On the other hand, when a predetermined reference current is used to determine data stored in a memory cell of a resistive cross-point cell array, erroneous read occurs as will be hereinafter described with reference to FIGS. 11A to 11C.
FIGS. 11A to 11C are diagrams showing changes in memory cell current Is of a conventional non-volatile semiconductor memory device (distributions of memory cell currents), where the horizontal axis represents memory cell currents and the vertical axis represents the number of memory cells. FIG. 11A shows a distribution of memory cell currents in the absence of a sneak path current. In FIG. 11A, 1101 indicates a distribution of memory cell currents having data “0”, 1102 indicates a distribution of memory cell currents having data “1”, and Ir indicates a predetermined reference current.

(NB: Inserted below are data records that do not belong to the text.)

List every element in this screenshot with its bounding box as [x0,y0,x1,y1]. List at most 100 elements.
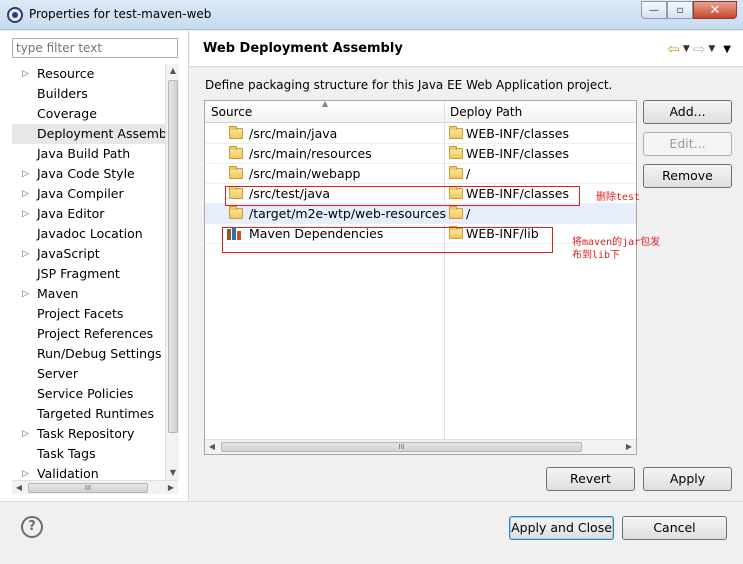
tree-item[interactable]: ▷ Java Editor [12,204,166,224]
scroll-down-icon[interactable]: ▼ [166,466,180,480]
scroll-thumb[interactable] [168,80,178,433]
scroll-thumb[interactable]: III [28,483,148,493]
tree-item[interactable]: Run/Debug Settings [12,344,166,364]
scroll-up-icon[interactable]: ▲ [166,64,180,78]
back-arrow-icon[interactable]: ⇦ [667,40,680,58]
expand-arrow-icon[interactable]: ▷ [22,424,29,444]
forward-dropdown-icon[interactable]: ▼ [708,44,715,54]
expand-arrow-icon[interactable]: ▷ [22,184,29,204]
annotation-maven-jar-line2: 布到lib下 [572,250,621,261]
deploy-path-cell: / [466,166,471,181]
cancel-button[interactable]: Cancel [622,516,727,540]
page-title: Web Deployment Assembly [203,41,403,56]
page-header: Web Deployment Assembly ⇦ ▼ ⇨ ▼ ▼ [190,31,743,67]
tree-item[interactable]: ▷ JavaScript [12,244,166,264]
tree-item-label: Server [37,366,78,381]
tree-item[interactable]: Targeted Runtimes [12,404,166,424]
tree-item[interactable]: ▷ Java Compiler [12,184,166,204]
title-bar: Properties for test-maven-web — ▫ ✕ [0,0,743,30]
tree-item[interactable]: Coverage [12,104,166,124]
page-description: Define packaging structure for this Java… [205,78,613,92]
folder-icon [229,146,243,159]
source-cell: /src/main/java [249,126,338,141]
tree-item[interactable]: Service Policies [12,384,166,404]
scroll-left-icon[interactable]: ◀ [12,481,26,495]
tree-item[interactable]: Builders [12,84,166,104]
annotation-maven-jar-line1: 将maven的jar包发 [572,237,661,248]
tree-item-label: Javadoc Location [37,226,143,241]
tree-item[interactable]: JSP Fragment [12,264,166,284]
annotation-remove-test: 删除test [596,192,641,203]
source-cell: /src/main/webapp [249,166,361,181]
table-row[interactable]: /target/m2e-wtp/web-resources / [205,204,636,224]
tree-item-label: Java Build Path [37,146,131,161]
source-cell: /src/main/resources [249,146,372,161]
deploy-path-cell: WEB-INF/classes [466,126,570,141]
scroll-left-icon[interactable]: ◀ [205,440,219,454]
tree-item[interactable]: ▷ Java Code Style [12,164,166,184]
scroll-thumb[interactable]: III [221,442,582,452]
properties-tree: ▷ Resource Builders Coverage Deployment Asse… [12,64,166,480]
help-icon[interactable]: ? [21,516,43,538]
scroll-right-icon[interactable]: ▶ [622,440,636,454]
deploy-path-cell: / [466,206,471,221]
tree-item[interactable]: Deployment Assembly [12,124,166,144]
tree-item[interactable]: Javadoc Location [12,224,166,244]
scroll-right-icon[interactable]: ▶ [164,481,178,495]
tree-item-label: Validation [37,466,99,480]
folder-icon [229,166,243,179]
expand-arrow-icon[interactable]: ▷ [22,164,29,184]
expand-arrow-icon[interactable]: ▷ [22,64,29,84]
close-button[interactable]: ✕ [693,1,737,19]
tree-horizontal-scrollbar[interactable]: ◀ III ▶ [12,480,178,494]
folder-icon [229,126,243,139]
tree-vertical-scrollbar[interactable]: ▲ ▼ [165,64,179,480]
table-horizontal-scrollbar[interactable]: ◀ III ▶ [205,439,636,454]
tree-item-label: Project References [37,326,154,341]
deploy-path-cell: WEB-INF/classes [466,146,570,161]
table-row[interactable]: /src/main/webapp / [205,164,636,184]
assembly-table: Source ▲ Deploy Path /src/main/java WEB-I… [204,100,637,455]
expand-arrow-icon[interactable]: ▷ [22,204,29,224]
folder-icon [449,166,463,179]
history-nav: ⇦ ▼ ⇨ ▼ ▼ [667,40,731,58]
add-button[interactable]: Add... [643,100,732,124]
minimize-button[interactable]: — [641,1,667,19]
tree-item[interactable]: ▷ Maven [12,284,166,304]
expand-arrow-icon[interactable]: ▷ [22,244,29,264]
column-header-deploy-path[interactable]: Deploy Path [450,105,522,119]
tree-item-label: Maven [37,286,79,301]
tree-item[interactable]: Project Facets [12,304,166,324]
expand-arrow-icon[interactable]: ▷ [22,284,29,304]
tree-item-label: Coverage [37,106,97,121]
filter-input[interactable] [12,38,178,58]
table-row[interactable]: /src/main/resources WEB-INF/classes [205,144,636,164]
folder-icon [449,146,463,159]
tree-item-label: Task Tags [37,446,96,461]
table-row[interactable]: /src/main/java WEB-INF/classes [205,124,636,144]
view-menu-icon[interactable]: ▼ [723,44,731,55]
tree-item[interactable]: Project References [12,324,166,344]
back-dropdown-icon[interactable]: ▼ [683,44,690,54]
remove-button[interactable]: Remove [643,164,732,188]
folder-icon [229,206,243,219]
folder-icon [449,126,463,139]
tree-item-label: Resource [37,66,95,81]
apply-button[interactable]: Apply [643,467,732,491]
edit-button[interactable]: Edit... [643,132,732,156]
tree-item[interactable]: Server [12,364,166,384]
column-header-source[interactable]: Source [211,105,252,119]
tree-item[interactable]: ▷ Validation [12,464,166,480]
tree-item-label: Java Compiler [37,186,124,201]
revert-button[interactable]: Revert [546,467,635,491]
tree-item[interactable]: ▷ Task Repository [12,424,166,444]
tree-item-label: Java Code Style [37,166,135,181]
expand-arrow-icon[interactable]: ▷ [22,464,29,480]
maximize-button[interactable]: ▫ [667,1,693,19]
tree-item[interactable]: Java Build Path [12,144,166,164]
tree-item[interactable]: Task Tags [12,444,166,464]
apply-and-close-button[interactable]: Apply and Close [509,516,614,540]
forward-arrow-icon[interactable]: ⇨ [693,40,706,58]
tree-item[interactable]: ▷ Resource [12,64,166,84]
tree-item-label: Builders [37,86,88,101]
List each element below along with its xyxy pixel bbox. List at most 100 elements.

FIGS. 11B and 11C are diagrams showing distributions of memory cell currents in the presence of a sneak path current. FIGS. 11B and 11C show how the sneak path current successively increases, and the memory cell current increases due to an increase in the sneak path current. In FIGS. 11B and 11C, 1103 and 1105 indicate distributions of memory cell currents having data “0”, and 1104 and 1106 indicate distributions of memory cell currents having data “1”.
As shown in FIG. 11A, if a memory cell current is smaller than a predetermined reference current Ir, data is determined to be “0”. If a memory cell current is larger than the reference current Ir, data is determined to be “1”. When there is not a sneak path current as shown in FIG. 11A or when there is a small sneak path current as shown in FIG. 11B, data stored in a memory cell can be correctly determined. However, when there is a large sneak path current as shown in FIG. 11C, data “0” is determined to be data “1”, i.e., erroneous read occurs.